Previously only available on CD in Japan via cult electronic label Far East Recording, Shinichiro Yokota’s album discography finally gets a long overdue vinyl release in the form of a limited-edition box set housing (!) six 12inches and a total of 24 songs showcasing the house legend’s celebrated sound. With a production style drawing from a rich blend of funk, hip hop, electronic, and Japanese influences, Yokota’s music is loved for its simplicity, its hypnotic quality, and, most importantly, its SOUL – homegrown 90s soulful melodic club music…pure love!
The Pitstop Box, full of dancefloor treasures and sprinkled with downtempo gems, not only defines Yokota’s personal journey but also resonates as an essential contribution to the house genre and Japanese music in general. It includes his house hits (“Right Here Right Now”, “Night Drive” and the list goes on), a cover of “Simoon” by Haruomi Hosono’s Logic System, and a collaboration with his longtime partner and electronic music hero Soichi Terada.
Shinichiro Yokota began his musical history in Tokyo, inspired by electronic music giants such as Yellow Magic Orchestra and Kraftwerk. He co-founded Far East Recording with the great Soichi Terada (who also worked with WRWTFWW for the Omodaka compilation) in 1990. After releasing the now highly sought after Far East Recording album with Terada in 1992 (from which his viral hit “Do It Again” is from), he took a hiatus from music and, most notably, brought his passion for sports cars to the next level by launching Night Pager, a company he started with his wife, specializing in tuning sports cars and modifying limiters for competition racers. It’s this side of Yokota’s life which has inspired the design of the Pitstop Box.
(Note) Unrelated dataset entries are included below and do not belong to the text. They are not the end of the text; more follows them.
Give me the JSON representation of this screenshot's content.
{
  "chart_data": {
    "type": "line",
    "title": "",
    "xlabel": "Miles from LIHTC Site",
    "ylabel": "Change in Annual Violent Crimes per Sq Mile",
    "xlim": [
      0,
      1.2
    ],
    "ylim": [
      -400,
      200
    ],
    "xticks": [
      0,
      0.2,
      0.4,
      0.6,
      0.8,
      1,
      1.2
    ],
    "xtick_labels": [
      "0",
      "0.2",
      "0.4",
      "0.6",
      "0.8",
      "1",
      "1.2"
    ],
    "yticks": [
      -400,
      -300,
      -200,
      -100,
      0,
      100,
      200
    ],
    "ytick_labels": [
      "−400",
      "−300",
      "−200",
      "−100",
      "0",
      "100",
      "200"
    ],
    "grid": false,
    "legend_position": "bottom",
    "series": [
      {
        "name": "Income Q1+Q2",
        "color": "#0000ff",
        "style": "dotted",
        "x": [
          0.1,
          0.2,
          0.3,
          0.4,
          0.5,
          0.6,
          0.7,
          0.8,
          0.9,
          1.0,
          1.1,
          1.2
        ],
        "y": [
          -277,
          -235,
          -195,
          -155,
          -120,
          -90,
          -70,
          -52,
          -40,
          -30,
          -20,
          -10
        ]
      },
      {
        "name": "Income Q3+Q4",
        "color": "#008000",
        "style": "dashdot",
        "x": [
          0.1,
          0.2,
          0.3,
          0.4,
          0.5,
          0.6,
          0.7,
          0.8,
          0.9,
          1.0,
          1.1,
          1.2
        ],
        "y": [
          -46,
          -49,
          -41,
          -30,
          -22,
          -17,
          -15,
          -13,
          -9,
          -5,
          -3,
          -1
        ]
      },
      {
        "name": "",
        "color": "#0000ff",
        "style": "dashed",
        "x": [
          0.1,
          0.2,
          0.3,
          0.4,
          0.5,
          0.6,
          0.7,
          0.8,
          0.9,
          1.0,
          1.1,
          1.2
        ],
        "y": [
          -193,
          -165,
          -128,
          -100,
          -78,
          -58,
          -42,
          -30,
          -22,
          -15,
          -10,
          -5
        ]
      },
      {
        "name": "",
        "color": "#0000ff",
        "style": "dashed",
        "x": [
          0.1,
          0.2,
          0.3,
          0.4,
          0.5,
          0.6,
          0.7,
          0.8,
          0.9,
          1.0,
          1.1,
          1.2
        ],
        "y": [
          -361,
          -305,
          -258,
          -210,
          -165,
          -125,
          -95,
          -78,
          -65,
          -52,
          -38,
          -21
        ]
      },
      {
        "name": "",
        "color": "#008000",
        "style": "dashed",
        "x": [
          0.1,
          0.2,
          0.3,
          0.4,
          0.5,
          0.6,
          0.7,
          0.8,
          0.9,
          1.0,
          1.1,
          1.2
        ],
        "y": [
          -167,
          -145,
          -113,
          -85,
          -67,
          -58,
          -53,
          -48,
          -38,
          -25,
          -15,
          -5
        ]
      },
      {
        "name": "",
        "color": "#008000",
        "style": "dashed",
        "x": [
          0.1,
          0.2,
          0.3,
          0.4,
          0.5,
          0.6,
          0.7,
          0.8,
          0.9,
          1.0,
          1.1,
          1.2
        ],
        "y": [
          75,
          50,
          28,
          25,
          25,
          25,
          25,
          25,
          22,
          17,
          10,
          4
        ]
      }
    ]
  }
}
He triumphantly came back to music with the album Do It Again and Again in 2016, consisting of unreleased 90s recordings as well as new material, and followed it up with I Know You Like It in 2019. His work has influenced generations of producers, and has expanded Japanese house music's reach on the global stage. Experience it on vinyl now.
Full unadulterated pleasure forever - from night drives to dancefloors.